Pleasant morning. I went to Meeting all day and during the remainder of it occupied myself with German. Mr. Burnap of Balti-358more preached.1 Matthew 5. 3. “Blessed are the poor in spirit; for their’s is the kingdom of heaven.” And 1. Peter 5. 5 “Be clothed with humility.” The same general subject. He managed it tolerably but gave nothing new or particularly striking. His own manner and his general character are somewhat at variance, in appearance at least with his general character.
Read a Sermon of Atterbury upon that remarkable text Genesis 49. 4 in which the patriarch addressing his eldest son prophecies of him “Unstable as water, thou shalt not excel.” No language can express more distinctly the character of a wavering mind and it’s fatal consequences. The Preacher considers it in two lights as losing all probability of advantage in this life, and forfeiting every pretence to happiness in the next.
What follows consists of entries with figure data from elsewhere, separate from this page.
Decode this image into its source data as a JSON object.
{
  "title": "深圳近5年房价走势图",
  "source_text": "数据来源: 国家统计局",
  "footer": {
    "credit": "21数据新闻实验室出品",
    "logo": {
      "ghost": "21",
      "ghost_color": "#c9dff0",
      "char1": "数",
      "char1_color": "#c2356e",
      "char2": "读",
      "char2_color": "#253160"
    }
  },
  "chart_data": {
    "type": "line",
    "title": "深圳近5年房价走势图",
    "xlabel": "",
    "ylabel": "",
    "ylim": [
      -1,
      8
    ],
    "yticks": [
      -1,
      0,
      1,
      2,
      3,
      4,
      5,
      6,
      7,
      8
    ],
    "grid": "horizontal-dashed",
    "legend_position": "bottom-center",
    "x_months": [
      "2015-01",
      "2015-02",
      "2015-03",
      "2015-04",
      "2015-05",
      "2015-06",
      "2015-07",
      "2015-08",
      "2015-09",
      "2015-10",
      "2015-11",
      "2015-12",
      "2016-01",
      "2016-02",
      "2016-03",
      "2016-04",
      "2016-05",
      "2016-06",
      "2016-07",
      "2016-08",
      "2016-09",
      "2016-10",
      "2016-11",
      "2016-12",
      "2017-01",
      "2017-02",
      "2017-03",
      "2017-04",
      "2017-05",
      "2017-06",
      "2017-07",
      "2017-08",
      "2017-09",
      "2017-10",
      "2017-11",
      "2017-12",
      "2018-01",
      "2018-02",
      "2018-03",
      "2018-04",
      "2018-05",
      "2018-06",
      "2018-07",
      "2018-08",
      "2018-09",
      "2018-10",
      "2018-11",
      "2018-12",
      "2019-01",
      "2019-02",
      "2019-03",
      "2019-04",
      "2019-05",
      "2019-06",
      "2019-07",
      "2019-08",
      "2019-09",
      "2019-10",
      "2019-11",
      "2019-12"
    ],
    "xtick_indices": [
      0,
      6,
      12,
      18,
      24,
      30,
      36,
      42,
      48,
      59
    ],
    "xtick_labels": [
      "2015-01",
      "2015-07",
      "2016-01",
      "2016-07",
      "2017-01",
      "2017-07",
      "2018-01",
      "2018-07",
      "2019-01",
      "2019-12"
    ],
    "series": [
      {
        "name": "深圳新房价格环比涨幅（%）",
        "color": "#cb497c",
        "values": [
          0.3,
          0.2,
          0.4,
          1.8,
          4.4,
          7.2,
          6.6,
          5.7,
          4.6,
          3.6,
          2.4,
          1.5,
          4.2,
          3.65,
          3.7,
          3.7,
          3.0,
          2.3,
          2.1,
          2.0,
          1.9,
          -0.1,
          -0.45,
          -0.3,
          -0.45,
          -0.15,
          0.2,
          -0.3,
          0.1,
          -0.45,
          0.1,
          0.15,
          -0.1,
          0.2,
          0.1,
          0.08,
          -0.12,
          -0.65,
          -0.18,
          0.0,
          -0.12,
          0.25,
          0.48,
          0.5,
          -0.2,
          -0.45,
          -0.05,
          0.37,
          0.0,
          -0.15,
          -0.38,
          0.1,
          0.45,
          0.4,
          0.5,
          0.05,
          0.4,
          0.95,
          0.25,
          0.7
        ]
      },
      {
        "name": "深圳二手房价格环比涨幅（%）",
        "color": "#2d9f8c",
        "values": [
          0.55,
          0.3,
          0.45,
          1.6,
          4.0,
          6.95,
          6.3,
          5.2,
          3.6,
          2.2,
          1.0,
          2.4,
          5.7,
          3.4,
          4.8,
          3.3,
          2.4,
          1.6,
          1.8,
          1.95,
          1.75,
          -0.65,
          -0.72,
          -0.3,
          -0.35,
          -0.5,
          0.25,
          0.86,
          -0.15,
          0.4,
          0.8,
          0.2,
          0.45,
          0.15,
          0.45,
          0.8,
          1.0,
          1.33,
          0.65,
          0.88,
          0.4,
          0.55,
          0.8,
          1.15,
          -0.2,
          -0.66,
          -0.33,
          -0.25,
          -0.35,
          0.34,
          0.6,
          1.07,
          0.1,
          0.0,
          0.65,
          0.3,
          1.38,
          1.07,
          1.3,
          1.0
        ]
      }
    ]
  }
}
True indeed, instability of mind is perhaps the greatest punishment which can be inflicted upon man. It ruins his best laid plans, it vitiates his morality, it destroys his reliance upon himself. Perhaps Miss Edgeworth has embodied the effects of it as powerfully as any one in her little story of Vivian. I met with a living instance of it in the character of my poor brother. Quiet evening. Continued August Lafontaine’s German story.
On Rev. George Washington Burnap, see vol. 3:53.